The nine-figure total is the second largest financial penalty for AML controls failings ever imposed by the FCA. The fine follows FCA investigations into two areas of Standard Chartered’s business identified by the bank as higher risk: its UK Wholesale Bank Correspondent Banking business and its branches in the United Arab Emirates (UAE).
The FCA “found serious and sustained shortcomings” in Standard Chartered’s AML controls relating to customerdue diligence and ongoing monitoring. It said Standard Chartered failed to establish and maintain risk-sensitive policies and procedures, and failed to ensure its UAE branches applied UK equivalent AML and counter-terrorist financing controls.
Under the Money Laundering Regulations 2007 (MLRs), Standard Chartered was required to establish and maintain appropriate and risk sensitive policies and procedures to reduce the risk it may be used to launder the proceeds of crime, evade financial sanctions or finance terrorism.
The MLRs also imposed a duty on Standard Chartered to require its global (non-EEA) branches and subsidiaries to apply policies and procedures in relation to due diligence and ongoing monitoring that are equivalent to those required of Standard Chartered in the UK.
The FCA also found significant shortcomings in Standard Chartered’s own internal assessments of the adequacy of its AML controls, its approach towards identifying and mitigating material money laundering risks and its escalation of money laundering risks. These failings exposed Standard Chartered to the risk of breaching sanctions and increased the risk of Standard Chartered receiving and/or laundering the proceeds of crime.
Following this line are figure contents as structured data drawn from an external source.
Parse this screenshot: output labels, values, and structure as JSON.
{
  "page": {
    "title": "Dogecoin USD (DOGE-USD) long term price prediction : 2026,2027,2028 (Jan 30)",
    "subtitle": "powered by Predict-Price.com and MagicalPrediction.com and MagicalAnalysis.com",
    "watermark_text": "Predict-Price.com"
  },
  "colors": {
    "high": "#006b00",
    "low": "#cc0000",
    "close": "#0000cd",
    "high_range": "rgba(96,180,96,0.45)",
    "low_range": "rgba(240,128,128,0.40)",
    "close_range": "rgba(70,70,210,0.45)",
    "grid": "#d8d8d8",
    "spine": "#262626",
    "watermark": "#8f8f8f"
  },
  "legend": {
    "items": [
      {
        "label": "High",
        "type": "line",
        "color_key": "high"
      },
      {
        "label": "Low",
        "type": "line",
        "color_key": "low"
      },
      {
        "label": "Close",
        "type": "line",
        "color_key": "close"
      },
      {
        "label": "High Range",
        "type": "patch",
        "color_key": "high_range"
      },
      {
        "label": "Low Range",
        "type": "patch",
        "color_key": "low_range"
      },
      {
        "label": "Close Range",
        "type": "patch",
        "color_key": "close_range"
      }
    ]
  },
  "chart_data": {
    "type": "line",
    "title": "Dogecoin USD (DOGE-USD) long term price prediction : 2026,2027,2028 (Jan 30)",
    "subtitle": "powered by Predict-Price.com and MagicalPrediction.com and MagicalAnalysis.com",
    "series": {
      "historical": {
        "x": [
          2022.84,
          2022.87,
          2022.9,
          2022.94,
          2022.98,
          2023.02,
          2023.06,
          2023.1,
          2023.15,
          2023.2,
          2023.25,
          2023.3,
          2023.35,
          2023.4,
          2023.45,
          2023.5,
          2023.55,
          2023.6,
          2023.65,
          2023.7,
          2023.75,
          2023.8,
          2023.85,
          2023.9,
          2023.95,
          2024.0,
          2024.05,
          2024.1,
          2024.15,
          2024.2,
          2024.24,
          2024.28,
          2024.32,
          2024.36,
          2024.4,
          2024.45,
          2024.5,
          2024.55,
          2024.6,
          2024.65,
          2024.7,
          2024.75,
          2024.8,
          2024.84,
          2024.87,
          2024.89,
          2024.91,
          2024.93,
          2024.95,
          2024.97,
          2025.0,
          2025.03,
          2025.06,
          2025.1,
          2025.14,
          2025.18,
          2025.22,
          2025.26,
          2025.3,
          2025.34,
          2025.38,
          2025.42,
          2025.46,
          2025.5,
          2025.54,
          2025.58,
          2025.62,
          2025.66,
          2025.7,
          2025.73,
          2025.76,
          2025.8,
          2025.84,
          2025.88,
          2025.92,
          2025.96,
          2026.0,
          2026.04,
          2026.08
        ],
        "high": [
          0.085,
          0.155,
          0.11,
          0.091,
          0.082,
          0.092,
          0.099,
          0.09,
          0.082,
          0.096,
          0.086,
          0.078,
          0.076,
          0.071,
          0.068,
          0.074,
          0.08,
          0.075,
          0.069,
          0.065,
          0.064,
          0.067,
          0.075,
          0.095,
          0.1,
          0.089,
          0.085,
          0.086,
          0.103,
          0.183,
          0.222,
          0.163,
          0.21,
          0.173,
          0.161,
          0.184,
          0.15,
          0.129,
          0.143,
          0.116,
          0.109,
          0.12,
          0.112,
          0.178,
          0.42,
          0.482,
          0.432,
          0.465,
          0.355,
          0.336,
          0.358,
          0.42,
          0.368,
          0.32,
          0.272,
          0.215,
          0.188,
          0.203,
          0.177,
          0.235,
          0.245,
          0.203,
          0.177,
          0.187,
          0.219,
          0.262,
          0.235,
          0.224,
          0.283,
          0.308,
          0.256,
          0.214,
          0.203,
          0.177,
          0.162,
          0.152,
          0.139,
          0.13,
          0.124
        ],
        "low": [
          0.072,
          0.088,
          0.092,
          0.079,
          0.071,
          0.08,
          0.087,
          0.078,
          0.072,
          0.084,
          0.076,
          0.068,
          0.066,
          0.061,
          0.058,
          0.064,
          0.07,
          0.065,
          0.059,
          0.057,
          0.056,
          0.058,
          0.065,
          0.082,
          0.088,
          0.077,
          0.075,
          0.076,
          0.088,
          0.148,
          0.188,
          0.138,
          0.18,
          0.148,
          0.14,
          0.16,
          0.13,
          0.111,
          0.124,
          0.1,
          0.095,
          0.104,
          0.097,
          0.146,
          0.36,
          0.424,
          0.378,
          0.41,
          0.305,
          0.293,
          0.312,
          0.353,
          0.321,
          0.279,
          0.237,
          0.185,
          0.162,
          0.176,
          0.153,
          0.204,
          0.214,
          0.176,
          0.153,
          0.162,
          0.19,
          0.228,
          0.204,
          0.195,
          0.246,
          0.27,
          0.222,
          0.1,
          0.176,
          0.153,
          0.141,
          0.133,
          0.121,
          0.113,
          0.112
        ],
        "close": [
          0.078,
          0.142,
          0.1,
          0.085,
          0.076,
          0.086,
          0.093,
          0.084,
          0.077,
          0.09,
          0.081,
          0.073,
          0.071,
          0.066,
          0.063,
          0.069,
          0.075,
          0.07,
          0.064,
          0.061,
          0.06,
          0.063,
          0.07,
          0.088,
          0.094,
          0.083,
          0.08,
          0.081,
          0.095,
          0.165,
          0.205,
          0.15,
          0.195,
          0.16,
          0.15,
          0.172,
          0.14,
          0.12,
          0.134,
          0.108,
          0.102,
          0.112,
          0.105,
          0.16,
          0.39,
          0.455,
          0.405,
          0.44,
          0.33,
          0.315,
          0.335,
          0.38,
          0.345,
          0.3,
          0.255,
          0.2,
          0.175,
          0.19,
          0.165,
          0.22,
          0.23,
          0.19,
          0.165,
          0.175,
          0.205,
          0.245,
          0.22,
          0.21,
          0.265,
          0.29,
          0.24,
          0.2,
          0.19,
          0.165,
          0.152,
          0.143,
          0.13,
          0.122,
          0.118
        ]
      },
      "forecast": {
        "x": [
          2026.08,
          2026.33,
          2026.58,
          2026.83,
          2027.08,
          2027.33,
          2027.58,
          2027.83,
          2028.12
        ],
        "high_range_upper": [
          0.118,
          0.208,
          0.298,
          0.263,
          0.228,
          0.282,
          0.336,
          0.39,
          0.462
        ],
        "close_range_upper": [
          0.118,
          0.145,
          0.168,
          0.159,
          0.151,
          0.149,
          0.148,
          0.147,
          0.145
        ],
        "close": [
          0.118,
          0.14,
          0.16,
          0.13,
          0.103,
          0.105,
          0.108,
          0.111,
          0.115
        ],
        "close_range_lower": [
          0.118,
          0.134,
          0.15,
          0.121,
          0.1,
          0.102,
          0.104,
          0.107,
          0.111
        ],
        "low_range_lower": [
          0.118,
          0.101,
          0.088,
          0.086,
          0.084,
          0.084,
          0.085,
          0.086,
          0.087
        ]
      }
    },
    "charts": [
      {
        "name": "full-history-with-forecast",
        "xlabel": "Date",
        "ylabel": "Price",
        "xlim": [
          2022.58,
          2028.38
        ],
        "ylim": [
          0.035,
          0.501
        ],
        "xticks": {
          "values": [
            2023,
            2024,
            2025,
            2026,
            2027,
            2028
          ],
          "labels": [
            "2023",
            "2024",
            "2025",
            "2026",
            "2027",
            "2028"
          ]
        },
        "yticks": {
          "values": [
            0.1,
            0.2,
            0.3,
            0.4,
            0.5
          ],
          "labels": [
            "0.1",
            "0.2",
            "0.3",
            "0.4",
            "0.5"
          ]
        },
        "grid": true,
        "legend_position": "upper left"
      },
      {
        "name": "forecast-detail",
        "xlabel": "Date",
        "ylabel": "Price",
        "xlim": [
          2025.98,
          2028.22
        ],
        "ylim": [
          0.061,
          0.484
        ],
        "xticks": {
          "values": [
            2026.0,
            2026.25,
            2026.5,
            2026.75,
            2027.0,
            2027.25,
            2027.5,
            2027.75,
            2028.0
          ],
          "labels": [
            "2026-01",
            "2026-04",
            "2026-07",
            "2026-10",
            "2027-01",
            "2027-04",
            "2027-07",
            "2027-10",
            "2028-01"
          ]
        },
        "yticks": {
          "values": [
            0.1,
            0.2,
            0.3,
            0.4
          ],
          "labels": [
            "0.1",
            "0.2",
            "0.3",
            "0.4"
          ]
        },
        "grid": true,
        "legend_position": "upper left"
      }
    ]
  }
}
- Opening an account with three million UAE Dirham in cash in a suitcase (just over £500,000) with little evidence that the origin of the funds had been investigated;
- Failing to collect sufficient information on a customer exporting a commercial product which could, potentially, have a military application. This product was exported to over 75 countries, including two jurisdictions where armed conflict was taking place or was likely to be taking place; and not reviewing due diligence on a customer despite repeated red flags such as a blocked transaction from another bank indicating a link to a sanctioned entity.
- Standard Chartered’s failings occurred in its UK Correspondent Banking business during the period from November 2010 to July 2013 and in its UAE branches during the period from November 2009 to December 2014.
Mark Steward, director of enforcement and market oversight at the FCA, said: “Standard Chartered’s oversight of its financial crime controls was narrow, slow and reactive. These breaches are especially serious because they occurred against a backdrop of heightened awareness within the broader, global community, as well as within the bank, and after receiving specific attention from the FCA, US agencies and other global bodies about these risks.
“Standard Chartered is working to improve its AML controls to ensure all issues are fully addressed on a global basis. The FCA has taken into account Standard Chartered’s remediation work and its cooperation in assisting the FCA investigation, without which today’s financial penalty would have been even higher.”
Standard Chartered did not dispute the FCA’s findings and exercised its right, under the FCA’s partly contested case process, to ask the FCA’s Regulatory Decisions Committee to assess the appropriate level of sanction. Standard Chartered’s agreement to accept the FCA’s findings meant it qualified for a 30% discount. Otherwise, the FCA would have imposed a financial penalty of £145,947,500.